Editor's Note:
Welcome to the “10 Candid Career Questions” series, introducing you to the infrastructure and PPP professionals who do the deals, analyze the data, and strategize on the next big thing. Each of them followed a different path into infra and/or PPP practice, and this series offers an inside look at their backgrounds, motivations, and choices. Each blogger receives the same 10 questions that tell their career story candidly and without jargon. We hope you will be surprised and inspired.
1. What was your first job?
My first job was as a project analyst for a Philippine boutique investment house.
2. What was your best job?
As the Executive Director of the Philippine’s PPP Center. Challenging, frustrating but very rewarding as it involved nation building.
3. What do your family members think you do all day at work?
Order people around. =)
4. What do you really do all day at work?
Identify problems (urgent and potential), and find ways to solve problems.
5. What do you wish you did all day at work?
Actually solve the problems.
6.What is your go-to industry website?
Anything related to infrastructure development and financing, especially PPPs; online newspapers; LinkedIn for industry news; Twitter to follow what’s going on in the Philippines.

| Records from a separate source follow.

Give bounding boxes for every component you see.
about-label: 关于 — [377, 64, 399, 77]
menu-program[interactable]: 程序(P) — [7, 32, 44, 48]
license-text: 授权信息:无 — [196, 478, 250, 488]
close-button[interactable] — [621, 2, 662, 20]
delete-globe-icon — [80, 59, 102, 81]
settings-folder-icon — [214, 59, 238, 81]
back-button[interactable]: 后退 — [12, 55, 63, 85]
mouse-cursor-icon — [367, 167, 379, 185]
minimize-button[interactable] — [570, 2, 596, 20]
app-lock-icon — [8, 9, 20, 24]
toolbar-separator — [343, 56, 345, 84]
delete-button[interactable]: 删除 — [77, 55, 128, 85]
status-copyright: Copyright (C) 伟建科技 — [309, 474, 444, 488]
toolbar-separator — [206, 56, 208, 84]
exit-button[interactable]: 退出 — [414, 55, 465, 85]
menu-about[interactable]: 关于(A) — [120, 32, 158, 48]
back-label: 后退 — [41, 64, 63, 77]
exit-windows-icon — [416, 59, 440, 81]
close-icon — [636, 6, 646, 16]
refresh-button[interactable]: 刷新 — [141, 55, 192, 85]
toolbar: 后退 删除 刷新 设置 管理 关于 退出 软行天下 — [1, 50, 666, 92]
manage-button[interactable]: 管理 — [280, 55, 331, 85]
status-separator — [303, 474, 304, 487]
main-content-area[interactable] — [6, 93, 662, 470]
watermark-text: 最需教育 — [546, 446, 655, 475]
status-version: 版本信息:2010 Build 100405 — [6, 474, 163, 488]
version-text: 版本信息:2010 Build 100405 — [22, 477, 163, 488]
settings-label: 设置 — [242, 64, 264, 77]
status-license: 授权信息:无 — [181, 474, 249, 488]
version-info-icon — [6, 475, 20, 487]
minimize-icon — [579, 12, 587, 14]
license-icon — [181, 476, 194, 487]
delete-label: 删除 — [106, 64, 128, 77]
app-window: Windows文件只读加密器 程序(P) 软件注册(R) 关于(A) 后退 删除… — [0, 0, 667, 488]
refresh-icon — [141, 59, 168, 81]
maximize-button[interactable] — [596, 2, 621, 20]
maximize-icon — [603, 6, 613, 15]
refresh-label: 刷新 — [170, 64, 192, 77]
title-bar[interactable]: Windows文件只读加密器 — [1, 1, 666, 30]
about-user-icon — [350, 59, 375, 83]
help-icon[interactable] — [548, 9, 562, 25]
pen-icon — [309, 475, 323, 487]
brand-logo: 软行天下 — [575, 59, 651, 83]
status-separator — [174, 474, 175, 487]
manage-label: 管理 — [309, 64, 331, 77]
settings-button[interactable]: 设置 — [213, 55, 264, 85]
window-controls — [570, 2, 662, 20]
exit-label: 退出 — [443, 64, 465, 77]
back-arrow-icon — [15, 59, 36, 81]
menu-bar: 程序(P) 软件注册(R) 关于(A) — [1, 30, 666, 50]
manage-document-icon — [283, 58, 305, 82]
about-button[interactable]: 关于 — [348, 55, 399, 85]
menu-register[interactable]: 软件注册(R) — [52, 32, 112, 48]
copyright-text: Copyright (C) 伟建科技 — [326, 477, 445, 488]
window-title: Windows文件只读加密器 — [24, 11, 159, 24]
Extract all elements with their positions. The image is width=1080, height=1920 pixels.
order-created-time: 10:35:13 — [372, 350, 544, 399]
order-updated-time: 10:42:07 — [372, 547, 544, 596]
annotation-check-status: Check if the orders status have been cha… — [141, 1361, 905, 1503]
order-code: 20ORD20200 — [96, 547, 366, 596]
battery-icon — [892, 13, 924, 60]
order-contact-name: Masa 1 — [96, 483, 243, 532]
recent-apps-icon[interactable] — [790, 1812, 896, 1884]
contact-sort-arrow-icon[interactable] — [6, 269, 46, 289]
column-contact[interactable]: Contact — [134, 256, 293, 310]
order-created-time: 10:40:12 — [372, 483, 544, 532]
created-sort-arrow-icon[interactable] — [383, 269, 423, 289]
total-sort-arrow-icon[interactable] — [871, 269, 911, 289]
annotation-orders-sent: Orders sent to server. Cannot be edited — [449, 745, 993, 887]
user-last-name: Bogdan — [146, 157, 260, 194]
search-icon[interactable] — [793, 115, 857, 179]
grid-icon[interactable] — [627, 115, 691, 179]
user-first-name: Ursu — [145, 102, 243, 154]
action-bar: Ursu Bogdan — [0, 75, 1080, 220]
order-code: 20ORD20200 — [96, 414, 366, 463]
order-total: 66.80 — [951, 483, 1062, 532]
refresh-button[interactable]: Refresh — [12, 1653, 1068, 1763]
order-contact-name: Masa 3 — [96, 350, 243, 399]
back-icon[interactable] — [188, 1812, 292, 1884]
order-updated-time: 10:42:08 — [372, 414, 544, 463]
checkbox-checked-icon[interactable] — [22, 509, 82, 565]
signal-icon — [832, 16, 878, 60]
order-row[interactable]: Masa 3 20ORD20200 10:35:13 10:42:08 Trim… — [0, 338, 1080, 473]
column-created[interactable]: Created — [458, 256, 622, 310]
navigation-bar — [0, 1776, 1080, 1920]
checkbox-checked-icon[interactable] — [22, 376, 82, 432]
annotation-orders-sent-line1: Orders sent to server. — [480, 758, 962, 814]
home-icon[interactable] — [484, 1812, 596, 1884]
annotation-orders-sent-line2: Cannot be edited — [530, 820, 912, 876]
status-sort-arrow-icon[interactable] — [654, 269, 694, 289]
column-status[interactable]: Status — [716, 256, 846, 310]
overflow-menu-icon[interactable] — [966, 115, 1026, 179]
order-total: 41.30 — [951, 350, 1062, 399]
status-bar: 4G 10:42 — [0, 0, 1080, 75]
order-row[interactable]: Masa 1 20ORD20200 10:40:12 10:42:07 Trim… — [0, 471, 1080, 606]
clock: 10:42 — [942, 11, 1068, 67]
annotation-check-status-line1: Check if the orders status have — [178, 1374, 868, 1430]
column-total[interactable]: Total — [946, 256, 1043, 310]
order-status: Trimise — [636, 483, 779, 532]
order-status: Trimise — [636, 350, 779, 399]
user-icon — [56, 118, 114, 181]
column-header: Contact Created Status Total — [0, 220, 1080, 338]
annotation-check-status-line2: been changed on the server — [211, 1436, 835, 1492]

7. What did the book that made the biggest impact on you professionally teach you?
Dream big, back it with actions to make it a reality. This advice is actually an amalgamation of all autobiographies of successful people that I’ve read, but it is nicely encapsulated in The Wisdom House by Rob Parsons.
8. What are you shocked to hear yourself say when you give advice to young professionals?
Go into government service.
9. What is the most rewarding thing you have experienced in the course of your Infrastructure and PPP practice?
The look of gratefulness and amazement from teachers and students when we handed over to them finished classrooms with furniture that were delivered via a PPP. In the Philippines, which is a developing country, the general public’s expectations from government infrastructure is so low, they equate free service with poor quality.
10. In what ways do you think the Infrastructure and PPP area you work in will look different in 10 years?
More people, especially the general public, would be more conversant and familiar with PPP-delivered projects.